DOS ABUELOS DEBERÁN HACERSE CARGO DE LA OBLIGACIÓN ALIMENTARIA DE SUS NIETOS PORQUE SU HIJO NO SE OCUPA

En Pehuajó, dos abuelos deberán hacerse cargo de la obligación alimentaria de sus nietos, por incumplimiento de su hijo, según lo ha establecido una sentencia del Juzgado de Familia nª 1, a cargo del Dr. Ezequiel Caride, Secretaría de la Dra. Flor Vicente. Dicho juzgado tiene competencia en los distritos de Pehuajó, Daireaux, Hipólito Yrigoyen, Carlos Tejedor y Carlos Casares.

La ley establece que los parientes se deben alimentos.
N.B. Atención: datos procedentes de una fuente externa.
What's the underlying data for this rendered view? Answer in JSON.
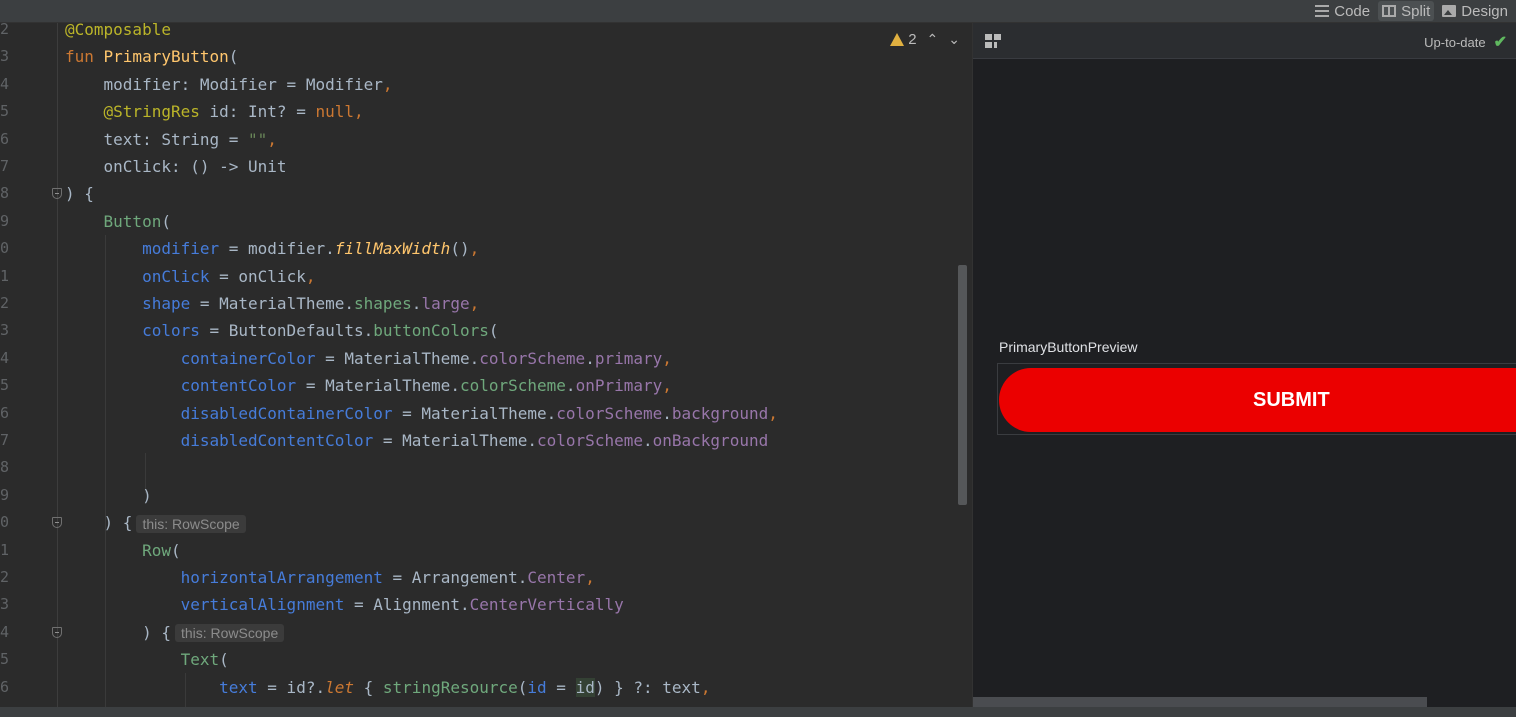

En el caso de los ascendientes y descendientes, con preferencia en el orden más próximo de grado, es decir que, con respecto a un niño, el deber primero es el de los padres, en segundo término, el de los abuelos y en tercer lugar de los bisabuelos.

Aún frente a personas jubiladas, la justicia ha determinado que el reclamo a los abuelos de un menor es viable en razón del “interés superior del niño” y la “solidaridad familiar”.

Es lo que ha sucedido con la sentencia emanada del Juzgado de Familia nª 1 con asiento en el vecino partido de Pehuajó, frente a una demanda de alimentos promovida por una mujer con dos hijos ante al incumplimiento del padre de los menores, que infringía con su obligación de cumplir con los gastos relativos a sus hijos.

Por esta razón, la madre de los dos chicos exigió a los abuelos paternos – uno de ellos, un jubilado que cobró un haber de 951.393,39 pesos en septiembre de este año, que afronten tal obligación. El juez hizo lugar al planteo de la madre, entendiendo que había quedado probado el incumplimiento del padre de sus hijos e incluso que los abuelos paternos habían mostrado indiferencia respecto a la situación de los menores, ya que siquiera se habían presentado a las audiencias fijadas por el tribunal.

El magistrado también entendió que no su acreditaron “situaciones de vulnerabilidad que interfieran en el deber alimentario” de los abuelos para cubrir en algún aspecto las necesidades de los nietos, y por ello, los condenó a abonar a favor de sus nietos una cuota alimentaria equivalente al 50% de un salario mínimo vital y móvil, y el 20 % de los gastos extraordinarios que surjan.